Responsibly developing offshore wind relies on growing our understanding of the potential impacts of offshore wind development on marine and coastal resources, and the effectiveness of mitigation technologies. Better data means industry can identify and address relevant environmental concerns most productively.

 

NRDC worked with other environmental groups to develop “Baseline Data Collection and Environmental Monitoring of Offshore Wind Projects.” We urge comprehensive environmental monitoring of offshore wind project sites so that work advances in a way that is protective of our valuable marine resources, enables adaptive management, and provides a trusted foundation for offshore wind energy’s future. Each approved offshore wind Construction and Operations Plan should incorporate a strong plan to monitor the interactions of an area’s wildlife populations and oceanographic conditions before, during, and after project construction to help explain whether and how an offshore wind project impacts its surrounding environment. This work is needed at the project level, but also regionally, and should be coordinated with state and regional scientific efforts to ensure results from individual lease areas can be interpreted within the regional context necessary to address questions related to cumulative impacts across species’ geographic range.

Offshore wind farms are predicted to generate approximately 22 GW—enough to power more than 10 million homes—along the U.S. Atlantic Coast alone within the next decade. Looking at the full scale of offshore wind development reinforces how it’s more important than ever to ensure that wind projects adequately protect the ocean resources we rely on for food, jobs, and recreation.
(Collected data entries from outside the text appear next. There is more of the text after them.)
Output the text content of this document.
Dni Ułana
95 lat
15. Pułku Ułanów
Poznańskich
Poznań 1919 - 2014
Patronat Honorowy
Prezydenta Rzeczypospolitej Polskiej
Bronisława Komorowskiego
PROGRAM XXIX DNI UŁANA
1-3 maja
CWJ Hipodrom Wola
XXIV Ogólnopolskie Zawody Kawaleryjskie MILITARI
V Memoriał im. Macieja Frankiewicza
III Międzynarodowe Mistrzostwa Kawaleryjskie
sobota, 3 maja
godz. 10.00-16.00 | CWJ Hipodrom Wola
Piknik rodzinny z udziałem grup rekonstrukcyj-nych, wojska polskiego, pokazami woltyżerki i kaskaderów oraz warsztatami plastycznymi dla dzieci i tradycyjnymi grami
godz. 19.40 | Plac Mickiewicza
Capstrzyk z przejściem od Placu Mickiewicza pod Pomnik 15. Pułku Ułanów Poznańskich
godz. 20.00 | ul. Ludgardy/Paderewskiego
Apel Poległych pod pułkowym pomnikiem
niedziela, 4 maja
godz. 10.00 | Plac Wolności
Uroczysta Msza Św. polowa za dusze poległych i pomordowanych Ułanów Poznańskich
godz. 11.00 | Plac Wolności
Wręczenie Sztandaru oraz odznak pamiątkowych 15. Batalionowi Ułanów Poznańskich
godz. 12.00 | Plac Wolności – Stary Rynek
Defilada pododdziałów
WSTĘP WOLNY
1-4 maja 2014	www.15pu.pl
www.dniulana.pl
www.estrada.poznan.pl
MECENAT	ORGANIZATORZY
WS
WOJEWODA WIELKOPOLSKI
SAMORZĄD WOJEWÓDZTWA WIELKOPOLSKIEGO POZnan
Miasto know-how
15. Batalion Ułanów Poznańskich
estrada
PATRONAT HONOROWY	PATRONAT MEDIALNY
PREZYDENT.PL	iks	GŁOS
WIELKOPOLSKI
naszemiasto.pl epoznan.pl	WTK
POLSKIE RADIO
And developing responsibly means prioritizing learning how to build offshore wind with less and less impact as we go.

The Bureau of Ocean Energy Management should be requiring strong comprehensive monitoring plans, but if the federal government won’t lead the way, developers and state agencies will need to step up to ensure robust environmental monitoring of offshore wind technologies. The future of offshore wind – and our valuable and vulnerable wildlife – relies on it.